John Fieberg, Jason Matthiopoulos, Mark Hebblewhite, Mark S. Boyce, Jacqueline L. Frair

Research output: Contribution to journalReview articlepeer-review

238 Scopus citations

Abstract

With the advent of new technologies, animal locations are being collected at ever finer spatiotemporal scales. We review analytical methods for dealing with correlated data in the context of resource selection, including post hoc variance inflation techniques, 'two-stage' approaches based on models fit to each individual, generalized estimating equations and hierarchical mixed-effects models. These methods are applicable to a wide range of correlated data problems, but can be difficult to apply and remain especially challenging for use-availability sampling designs because the correlation structure for combinations of used and available points are not likely to follow common parametric forms. We also review emerging approaches to studying habitat selection that use finescale temporal data to arrive at biologically based definitions of available habitat, while naturally accounting for autocorrelation by modelling animal movement between telemetry locations.

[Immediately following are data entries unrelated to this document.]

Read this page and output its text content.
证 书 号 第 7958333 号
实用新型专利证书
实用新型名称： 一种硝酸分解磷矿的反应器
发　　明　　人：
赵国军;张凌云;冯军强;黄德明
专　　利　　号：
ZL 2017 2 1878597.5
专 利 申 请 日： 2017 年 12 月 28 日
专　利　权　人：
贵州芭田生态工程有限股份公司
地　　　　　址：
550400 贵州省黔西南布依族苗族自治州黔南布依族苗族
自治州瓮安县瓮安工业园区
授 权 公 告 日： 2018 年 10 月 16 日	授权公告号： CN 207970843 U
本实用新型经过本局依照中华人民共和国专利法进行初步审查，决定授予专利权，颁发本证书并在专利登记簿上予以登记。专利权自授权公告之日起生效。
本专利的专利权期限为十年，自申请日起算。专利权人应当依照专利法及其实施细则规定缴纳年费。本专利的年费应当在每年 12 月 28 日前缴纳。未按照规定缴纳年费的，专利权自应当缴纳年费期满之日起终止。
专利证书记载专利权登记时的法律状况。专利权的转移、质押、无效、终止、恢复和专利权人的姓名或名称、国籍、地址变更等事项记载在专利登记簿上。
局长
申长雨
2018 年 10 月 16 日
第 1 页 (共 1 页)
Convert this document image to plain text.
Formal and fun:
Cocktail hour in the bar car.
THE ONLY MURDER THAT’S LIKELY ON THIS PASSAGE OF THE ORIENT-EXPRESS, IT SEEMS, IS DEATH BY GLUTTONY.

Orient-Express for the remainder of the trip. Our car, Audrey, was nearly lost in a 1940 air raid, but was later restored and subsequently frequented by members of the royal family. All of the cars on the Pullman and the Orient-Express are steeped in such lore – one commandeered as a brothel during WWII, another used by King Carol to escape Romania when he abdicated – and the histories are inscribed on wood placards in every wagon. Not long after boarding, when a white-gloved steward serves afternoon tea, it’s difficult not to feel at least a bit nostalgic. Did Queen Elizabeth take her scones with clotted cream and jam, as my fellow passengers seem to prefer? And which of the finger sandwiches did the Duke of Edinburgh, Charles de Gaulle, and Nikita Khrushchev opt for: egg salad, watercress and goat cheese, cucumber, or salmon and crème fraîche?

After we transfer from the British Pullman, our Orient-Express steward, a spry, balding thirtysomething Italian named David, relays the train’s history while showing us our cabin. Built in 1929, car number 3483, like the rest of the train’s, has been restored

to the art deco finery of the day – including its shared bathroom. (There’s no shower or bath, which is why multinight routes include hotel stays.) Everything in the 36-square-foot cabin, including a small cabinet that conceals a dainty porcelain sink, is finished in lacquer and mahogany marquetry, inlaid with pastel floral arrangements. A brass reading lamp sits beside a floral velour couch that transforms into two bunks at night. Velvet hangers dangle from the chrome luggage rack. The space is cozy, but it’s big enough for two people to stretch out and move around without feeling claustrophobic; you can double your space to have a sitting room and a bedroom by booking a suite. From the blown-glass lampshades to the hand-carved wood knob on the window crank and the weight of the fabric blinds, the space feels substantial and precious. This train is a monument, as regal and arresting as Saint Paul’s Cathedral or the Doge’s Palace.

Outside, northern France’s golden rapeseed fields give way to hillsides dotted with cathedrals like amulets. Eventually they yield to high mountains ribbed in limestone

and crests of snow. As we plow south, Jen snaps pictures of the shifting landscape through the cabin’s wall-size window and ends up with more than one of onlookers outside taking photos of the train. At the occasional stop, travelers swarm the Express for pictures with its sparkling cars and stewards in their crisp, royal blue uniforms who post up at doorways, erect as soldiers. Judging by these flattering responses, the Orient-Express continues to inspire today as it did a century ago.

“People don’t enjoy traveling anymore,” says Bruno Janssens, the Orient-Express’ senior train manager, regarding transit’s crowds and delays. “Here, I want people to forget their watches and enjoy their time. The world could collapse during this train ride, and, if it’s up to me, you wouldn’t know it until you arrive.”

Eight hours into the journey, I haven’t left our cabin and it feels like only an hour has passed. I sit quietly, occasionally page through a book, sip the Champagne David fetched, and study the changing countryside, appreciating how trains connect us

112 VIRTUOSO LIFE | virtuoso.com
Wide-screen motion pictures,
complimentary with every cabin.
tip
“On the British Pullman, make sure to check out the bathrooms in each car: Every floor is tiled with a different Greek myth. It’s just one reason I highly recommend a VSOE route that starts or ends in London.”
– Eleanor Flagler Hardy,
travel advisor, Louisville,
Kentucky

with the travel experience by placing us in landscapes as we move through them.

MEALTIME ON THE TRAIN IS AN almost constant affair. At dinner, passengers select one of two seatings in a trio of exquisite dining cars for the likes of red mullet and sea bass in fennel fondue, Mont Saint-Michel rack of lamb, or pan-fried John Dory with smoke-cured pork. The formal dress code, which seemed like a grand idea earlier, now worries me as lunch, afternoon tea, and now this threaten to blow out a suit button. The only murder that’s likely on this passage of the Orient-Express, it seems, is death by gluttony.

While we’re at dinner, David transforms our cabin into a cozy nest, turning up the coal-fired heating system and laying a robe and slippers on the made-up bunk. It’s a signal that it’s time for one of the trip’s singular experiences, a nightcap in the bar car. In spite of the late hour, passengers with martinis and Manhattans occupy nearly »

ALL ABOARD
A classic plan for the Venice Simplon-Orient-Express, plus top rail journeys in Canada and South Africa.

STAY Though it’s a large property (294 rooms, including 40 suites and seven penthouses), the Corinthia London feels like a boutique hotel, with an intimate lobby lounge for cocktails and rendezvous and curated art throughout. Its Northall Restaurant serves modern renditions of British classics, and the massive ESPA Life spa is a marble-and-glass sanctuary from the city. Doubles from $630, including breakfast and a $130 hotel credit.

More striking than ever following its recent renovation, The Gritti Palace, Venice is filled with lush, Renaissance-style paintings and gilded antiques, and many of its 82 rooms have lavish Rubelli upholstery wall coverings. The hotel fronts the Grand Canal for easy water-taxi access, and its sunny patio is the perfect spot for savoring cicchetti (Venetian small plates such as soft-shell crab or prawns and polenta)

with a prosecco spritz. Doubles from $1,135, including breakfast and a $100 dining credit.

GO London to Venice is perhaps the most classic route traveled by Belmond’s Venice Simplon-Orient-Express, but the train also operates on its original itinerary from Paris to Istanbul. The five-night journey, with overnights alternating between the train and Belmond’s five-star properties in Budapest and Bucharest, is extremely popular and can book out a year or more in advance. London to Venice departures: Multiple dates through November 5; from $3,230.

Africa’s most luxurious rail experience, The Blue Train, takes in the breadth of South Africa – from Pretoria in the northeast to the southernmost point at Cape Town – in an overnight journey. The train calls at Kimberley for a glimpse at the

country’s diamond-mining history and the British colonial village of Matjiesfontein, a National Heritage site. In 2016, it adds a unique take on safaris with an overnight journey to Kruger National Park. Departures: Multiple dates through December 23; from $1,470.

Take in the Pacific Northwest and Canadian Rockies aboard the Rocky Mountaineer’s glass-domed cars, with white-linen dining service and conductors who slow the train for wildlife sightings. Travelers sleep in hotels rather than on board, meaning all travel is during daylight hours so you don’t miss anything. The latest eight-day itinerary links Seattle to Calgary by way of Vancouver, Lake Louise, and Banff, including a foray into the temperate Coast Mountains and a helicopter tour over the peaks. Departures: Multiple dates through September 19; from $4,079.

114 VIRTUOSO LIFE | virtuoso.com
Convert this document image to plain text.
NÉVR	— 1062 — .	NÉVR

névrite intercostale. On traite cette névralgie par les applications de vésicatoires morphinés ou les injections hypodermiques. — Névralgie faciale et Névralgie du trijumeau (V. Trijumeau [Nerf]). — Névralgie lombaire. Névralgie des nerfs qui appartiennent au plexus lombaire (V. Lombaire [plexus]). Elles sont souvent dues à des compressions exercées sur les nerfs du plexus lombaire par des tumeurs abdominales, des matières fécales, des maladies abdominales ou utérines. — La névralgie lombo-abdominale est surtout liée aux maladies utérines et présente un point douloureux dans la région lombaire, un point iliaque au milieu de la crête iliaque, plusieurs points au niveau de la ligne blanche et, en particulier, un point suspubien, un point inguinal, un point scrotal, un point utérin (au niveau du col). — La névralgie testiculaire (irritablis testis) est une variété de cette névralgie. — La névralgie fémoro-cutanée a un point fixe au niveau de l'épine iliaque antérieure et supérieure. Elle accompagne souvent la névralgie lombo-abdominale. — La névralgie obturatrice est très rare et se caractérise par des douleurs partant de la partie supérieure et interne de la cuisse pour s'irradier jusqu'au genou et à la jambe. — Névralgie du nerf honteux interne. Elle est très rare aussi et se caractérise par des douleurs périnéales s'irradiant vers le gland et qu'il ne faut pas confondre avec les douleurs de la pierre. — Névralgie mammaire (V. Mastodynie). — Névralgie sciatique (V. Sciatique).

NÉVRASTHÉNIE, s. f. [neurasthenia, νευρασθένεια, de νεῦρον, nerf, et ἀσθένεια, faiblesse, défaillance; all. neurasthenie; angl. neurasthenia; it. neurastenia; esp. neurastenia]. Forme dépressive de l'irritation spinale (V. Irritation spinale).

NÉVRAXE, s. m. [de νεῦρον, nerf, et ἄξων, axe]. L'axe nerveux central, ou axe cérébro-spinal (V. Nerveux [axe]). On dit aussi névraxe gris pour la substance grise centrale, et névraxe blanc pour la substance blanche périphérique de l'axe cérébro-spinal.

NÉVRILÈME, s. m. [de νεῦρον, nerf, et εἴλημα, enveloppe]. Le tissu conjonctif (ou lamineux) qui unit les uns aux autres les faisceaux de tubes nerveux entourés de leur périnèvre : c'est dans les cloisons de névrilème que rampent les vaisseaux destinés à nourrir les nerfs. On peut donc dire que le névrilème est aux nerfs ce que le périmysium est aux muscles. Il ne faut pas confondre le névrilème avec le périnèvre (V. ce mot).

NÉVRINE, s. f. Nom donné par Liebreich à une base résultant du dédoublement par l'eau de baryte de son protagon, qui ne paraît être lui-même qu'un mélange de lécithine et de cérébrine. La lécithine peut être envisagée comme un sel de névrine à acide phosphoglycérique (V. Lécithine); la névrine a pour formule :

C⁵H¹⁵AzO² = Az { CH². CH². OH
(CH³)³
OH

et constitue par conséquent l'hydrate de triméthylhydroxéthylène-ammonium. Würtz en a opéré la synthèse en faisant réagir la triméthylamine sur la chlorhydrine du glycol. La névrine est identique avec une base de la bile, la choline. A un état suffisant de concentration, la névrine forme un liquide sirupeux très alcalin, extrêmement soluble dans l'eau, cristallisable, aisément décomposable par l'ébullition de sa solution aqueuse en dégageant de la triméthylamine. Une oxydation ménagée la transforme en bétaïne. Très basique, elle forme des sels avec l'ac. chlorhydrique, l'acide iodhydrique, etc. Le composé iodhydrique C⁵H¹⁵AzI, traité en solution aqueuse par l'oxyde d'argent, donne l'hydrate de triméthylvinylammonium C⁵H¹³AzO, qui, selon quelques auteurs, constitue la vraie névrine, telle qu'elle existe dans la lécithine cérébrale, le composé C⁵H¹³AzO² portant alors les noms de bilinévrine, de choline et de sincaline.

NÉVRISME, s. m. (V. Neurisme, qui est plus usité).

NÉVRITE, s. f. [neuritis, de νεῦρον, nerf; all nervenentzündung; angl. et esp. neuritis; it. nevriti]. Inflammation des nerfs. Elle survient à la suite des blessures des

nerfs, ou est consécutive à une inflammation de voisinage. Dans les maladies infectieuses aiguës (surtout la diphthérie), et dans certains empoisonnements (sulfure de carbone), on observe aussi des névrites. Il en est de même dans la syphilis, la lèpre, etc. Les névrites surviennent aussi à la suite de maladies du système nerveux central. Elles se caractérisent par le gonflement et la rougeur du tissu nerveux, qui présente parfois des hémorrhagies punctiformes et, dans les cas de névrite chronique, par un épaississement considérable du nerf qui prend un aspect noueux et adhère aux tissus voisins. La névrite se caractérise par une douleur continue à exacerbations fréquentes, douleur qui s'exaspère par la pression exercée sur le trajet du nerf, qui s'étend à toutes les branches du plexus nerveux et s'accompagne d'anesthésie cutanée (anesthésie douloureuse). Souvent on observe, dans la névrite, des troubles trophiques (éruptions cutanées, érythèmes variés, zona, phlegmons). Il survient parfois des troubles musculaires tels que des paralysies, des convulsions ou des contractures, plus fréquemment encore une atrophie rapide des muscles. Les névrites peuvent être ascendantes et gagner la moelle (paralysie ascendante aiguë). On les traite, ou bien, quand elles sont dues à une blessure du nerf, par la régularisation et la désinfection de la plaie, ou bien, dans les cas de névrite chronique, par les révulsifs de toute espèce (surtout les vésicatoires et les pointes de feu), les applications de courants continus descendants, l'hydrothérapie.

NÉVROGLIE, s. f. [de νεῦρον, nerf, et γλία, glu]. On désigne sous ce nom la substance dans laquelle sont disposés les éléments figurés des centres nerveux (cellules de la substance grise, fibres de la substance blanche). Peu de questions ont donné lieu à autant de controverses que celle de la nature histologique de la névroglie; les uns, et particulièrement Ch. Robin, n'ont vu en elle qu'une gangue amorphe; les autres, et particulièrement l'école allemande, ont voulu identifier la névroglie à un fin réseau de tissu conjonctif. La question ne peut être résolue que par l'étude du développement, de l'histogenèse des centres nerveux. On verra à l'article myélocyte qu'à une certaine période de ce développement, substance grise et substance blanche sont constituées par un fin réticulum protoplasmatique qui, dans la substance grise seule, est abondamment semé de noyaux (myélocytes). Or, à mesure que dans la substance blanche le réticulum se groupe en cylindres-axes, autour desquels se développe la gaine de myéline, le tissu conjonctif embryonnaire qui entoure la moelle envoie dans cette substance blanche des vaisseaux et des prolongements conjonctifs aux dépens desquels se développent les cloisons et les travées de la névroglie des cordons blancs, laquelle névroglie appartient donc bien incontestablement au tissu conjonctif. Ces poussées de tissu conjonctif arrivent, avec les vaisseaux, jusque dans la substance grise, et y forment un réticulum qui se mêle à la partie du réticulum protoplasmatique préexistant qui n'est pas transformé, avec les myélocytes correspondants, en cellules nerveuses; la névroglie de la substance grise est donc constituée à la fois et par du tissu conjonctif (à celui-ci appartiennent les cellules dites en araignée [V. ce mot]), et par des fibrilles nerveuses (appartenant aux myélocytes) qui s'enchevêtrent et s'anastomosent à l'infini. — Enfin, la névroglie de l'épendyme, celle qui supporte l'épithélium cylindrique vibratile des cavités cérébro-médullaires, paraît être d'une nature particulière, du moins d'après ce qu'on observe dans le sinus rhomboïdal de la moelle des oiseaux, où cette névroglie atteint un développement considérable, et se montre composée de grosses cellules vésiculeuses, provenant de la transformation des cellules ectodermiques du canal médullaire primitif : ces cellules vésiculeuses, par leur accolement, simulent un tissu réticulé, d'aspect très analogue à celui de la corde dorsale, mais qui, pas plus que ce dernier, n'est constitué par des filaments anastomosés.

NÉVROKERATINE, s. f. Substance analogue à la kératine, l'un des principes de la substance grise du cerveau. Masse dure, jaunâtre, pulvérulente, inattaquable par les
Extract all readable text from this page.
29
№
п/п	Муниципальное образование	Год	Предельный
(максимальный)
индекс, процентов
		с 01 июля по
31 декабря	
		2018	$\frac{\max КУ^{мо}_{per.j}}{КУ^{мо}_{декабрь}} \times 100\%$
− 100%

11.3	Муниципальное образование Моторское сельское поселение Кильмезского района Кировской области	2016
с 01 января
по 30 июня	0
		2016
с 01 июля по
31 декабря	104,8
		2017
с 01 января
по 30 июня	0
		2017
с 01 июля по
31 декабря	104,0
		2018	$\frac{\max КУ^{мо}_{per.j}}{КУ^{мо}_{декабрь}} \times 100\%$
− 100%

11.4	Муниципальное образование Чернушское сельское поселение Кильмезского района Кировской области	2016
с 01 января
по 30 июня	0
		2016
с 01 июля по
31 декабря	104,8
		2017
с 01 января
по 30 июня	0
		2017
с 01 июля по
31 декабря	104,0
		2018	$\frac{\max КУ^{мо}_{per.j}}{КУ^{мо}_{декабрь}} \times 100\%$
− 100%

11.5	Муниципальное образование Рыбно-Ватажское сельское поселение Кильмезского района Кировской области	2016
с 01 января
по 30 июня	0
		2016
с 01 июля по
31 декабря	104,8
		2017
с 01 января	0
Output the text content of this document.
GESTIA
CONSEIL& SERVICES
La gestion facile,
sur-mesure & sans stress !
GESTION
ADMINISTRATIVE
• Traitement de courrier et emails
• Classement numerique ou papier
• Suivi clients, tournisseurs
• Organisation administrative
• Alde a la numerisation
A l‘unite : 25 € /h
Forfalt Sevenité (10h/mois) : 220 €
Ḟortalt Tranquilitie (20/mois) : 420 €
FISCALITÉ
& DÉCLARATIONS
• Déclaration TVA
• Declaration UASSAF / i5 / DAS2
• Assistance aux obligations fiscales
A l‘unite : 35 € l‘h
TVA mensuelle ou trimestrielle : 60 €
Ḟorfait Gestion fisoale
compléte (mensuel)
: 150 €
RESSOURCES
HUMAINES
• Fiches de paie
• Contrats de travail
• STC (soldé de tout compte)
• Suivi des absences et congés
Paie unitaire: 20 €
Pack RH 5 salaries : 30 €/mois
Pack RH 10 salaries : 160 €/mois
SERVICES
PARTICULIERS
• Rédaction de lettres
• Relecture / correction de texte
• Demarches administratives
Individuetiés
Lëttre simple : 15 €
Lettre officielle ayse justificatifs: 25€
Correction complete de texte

Sophisticated analyses that explicitly model correlation rather than consider it a nuisance, like mixed effects and state-space models, offer potentially novel insights into the process of resource selection, but additional work is needed to make them more generally applicable to large datasets based on the use-availability designs. Until then, variance inflation techniques and two-stage approaches should offer pragmatic and flexible approaches to modelling correlated data.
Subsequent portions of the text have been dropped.